Differentiated conservative treatment for hemorrhagic stroke. The main direction is to reduce the permeability of the vascular wall and prevent the lysis of a formed thrombus. To inhibit fibrinolysis and activate thromboplastin production, epsilon-aminocaproic acid is used. Over 3–5 days, 50.0–100.0 ml of a 5% solution of the drug is administered intravenously 1 or 2 times a day. Inhibitors of proteolytic enzymes are used: trasylol (contrical, gordox) in an initial dose of 400–500 thousand units per day, then 100 thousand units 3–4 times a day intravenously. An effective hemostatic drug with a low risk of thrombosis is dicinone (sodium etamsylate). To prevent vasospasm, which complicates the course of subarachnoid hemorrhage, patients are prescribed Nimotop.
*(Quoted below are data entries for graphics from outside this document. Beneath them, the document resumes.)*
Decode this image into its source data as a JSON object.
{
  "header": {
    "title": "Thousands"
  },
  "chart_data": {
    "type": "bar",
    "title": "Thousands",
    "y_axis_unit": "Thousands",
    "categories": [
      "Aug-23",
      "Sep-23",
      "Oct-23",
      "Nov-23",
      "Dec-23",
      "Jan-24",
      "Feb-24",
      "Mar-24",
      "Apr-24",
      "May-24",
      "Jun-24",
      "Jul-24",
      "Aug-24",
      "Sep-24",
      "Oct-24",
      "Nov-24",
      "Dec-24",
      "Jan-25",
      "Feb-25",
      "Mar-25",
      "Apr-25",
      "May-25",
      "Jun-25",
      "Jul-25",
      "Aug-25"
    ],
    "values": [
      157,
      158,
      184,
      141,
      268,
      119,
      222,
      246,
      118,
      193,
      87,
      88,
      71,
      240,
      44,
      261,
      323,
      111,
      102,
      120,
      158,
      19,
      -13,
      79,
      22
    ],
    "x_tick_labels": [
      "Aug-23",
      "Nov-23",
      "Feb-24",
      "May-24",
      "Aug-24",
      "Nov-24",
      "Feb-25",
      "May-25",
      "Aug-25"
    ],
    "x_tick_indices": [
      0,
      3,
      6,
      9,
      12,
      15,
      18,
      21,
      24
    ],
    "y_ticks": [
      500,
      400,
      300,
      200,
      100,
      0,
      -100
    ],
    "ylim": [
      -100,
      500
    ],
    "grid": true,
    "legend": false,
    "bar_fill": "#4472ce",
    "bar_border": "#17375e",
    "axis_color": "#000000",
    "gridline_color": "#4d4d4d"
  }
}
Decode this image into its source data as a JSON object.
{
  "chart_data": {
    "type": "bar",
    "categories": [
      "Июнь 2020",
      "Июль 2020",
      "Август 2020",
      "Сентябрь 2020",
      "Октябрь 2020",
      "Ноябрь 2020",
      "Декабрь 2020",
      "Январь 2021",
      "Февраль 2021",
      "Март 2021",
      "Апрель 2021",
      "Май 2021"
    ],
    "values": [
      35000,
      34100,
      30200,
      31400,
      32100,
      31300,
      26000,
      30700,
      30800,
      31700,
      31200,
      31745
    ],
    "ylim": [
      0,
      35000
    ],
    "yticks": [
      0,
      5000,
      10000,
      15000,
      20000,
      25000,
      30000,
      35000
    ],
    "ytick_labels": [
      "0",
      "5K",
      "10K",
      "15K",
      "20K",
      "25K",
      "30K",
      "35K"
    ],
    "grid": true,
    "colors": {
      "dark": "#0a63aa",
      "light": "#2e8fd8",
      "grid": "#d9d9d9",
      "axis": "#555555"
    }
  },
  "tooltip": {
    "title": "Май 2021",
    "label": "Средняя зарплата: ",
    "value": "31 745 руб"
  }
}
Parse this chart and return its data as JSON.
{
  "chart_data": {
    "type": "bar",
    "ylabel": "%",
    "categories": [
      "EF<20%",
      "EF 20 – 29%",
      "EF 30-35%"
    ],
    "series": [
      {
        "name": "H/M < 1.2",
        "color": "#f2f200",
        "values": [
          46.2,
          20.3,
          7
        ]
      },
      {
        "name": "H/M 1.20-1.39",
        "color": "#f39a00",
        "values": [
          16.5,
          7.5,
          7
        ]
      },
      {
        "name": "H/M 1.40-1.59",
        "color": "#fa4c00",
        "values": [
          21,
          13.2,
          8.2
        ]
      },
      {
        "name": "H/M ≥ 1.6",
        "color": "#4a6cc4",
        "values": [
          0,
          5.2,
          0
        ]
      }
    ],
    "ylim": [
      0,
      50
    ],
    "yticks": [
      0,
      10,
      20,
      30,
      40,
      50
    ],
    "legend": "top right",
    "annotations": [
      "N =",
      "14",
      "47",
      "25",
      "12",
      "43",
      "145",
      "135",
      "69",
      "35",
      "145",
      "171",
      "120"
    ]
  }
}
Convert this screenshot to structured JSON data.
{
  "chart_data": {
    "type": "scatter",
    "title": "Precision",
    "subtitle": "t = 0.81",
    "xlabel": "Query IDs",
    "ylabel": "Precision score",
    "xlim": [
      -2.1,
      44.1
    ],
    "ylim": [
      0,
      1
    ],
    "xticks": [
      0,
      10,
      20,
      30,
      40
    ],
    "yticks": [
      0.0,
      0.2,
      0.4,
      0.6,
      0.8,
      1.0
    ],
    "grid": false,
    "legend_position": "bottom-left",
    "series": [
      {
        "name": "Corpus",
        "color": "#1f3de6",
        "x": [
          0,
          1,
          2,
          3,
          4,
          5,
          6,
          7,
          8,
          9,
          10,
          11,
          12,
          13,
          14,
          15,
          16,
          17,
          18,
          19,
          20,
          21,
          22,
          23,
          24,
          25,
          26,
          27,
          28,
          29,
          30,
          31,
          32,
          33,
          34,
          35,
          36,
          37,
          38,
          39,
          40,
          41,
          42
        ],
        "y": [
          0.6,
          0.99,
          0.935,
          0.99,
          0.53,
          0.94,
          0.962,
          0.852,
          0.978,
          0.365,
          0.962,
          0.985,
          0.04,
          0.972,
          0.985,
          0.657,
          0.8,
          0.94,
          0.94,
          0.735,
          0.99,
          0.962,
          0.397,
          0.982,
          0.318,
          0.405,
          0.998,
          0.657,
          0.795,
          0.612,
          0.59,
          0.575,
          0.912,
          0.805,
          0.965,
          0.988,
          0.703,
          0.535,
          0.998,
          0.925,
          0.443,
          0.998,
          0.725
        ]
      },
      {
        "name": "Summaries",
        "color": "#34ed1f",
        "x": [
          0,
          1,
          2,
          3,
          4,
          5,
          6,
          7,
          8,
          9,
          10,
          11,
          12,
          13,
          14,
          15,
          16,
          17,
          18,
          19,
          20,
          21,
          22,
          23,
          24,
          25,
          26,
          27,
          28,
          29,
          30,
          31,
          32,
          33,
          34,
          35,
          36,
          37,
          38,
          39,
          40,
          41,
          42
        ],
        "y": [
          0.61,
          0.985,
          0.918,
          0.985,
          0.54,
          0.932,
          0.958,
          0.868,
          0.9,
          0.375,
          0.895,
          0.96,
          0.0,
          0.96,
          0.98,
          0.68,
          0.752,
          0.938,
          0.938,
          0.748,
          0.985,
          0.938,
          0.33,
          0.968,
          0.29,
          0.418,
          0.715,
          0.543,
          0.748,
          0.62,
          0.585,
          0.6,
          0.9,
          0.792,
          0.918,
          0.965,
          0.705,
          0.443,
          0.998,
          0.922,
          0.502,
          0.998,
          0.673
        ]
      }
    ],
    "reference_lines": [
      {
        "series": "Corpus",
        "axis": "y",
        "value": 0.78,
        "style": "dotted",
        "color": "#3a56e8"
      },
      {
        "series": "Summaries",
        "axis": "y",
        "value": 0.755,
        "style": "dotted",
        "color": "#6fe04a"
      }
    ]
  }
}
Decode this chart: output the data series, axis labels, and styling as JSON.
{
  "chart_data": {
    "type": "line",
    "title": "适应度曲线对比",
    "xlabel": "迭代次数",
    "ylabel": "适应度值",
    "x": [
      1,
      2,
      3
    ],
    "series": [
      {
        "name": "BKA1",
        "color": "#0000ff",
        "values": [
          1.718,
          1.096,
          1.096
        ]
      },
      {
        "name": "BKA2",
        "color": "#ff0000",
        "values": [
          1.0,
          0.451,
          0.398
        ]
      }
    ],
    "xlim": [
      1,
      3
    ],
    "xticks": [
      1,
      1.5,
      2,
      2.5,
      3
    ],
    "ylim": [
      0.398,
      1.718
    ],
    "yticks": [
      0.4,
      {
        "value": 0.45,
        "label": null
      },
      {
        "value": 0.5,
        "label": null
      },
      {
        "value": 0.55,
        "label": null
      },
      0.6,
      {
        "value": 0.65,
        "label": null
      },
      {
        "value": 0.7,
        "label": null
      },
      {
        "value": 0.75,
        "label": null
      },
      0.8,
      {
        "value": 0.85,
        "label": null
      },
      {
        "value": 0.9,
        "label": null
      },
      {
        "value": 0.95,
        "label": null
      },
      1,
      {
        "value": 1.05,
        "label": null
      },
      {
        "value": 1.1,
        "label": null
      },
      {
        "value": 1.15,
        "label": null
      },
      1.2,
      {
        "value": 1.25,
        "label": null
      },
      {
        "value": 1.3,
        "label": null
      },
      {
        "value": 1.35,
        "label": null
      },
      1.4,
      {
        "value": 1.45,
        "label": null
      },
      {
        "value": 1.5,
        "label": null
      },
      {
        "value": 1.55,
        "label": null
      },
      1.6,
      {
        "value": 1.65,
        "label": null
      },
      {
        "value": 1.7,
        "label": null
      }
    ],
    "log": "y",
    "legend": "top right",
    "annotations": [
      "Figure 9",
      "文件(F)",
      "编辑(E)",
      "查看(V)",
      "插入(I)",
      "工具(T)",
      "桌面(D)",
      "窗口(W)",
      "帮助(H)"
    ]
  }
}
Surgical treatment for hemorrhagic stroke. Removal of medial hematomas, typical for hemorrhagic stroke, localized in the subcortical ganglia, internal capsule, and thalamus, as a rule, does not lead to an improvement in the condition of patients and does not significantly change the prognosis. Only sometimes indications for surgery may arise in relatively young patients with an increase in cerebral and focal symptoms after a period of relative stabilization of the condition. In contrast, removal of hematomas localized in the white matter of the cerebral hemispheres lateral to the internal capsule, as a rule, leads to a significant improvement in the patient’s condition and regression of dislocation symptoms, and therefore surgical intervention for these hematomas should be considered absolutely indicated.

The main method of surgical treatment to remove intracerebral hematomas is craniotomy. If the hematoma is located laterally and extends to the insula, the least traumatic approach to the hematoma is through the lateral (Sylvian) fissure, with trepanation performed in the frontotemporal region. Hematomas localized in the area of ​​the visual thalamus can be removed through an incision in the corpus callosum. For atypical hemorrhages, the surgical approach is determined by the location of the hematoma in the brain.

To remove deep-seated hematomas, stereotactic aspiration can be used. Based on the results of a CT study, the coordinates of the hematoma are determined. Using a stereotactic apparatus fixed on the patient's head, a special cannula connected to an aspirator is inserted through the burr hole. In the lumen of the cannula there is a so-called Archimedes screw, the rotation of which leads to the destruction and removal of the hematoma. The advantage of this method is its minimal trauma.

Hemorrhage into the cerebellum can cause life-threatening compression of the brainstem, making surgery necessary. Resection trepanation of the posterior cranial fossa is performed above the location of the hematoma. The dura mater is subsequently opened and the cerebellar tissue is dissected, and the accumulated blood is removed by aspiration and washing the wound.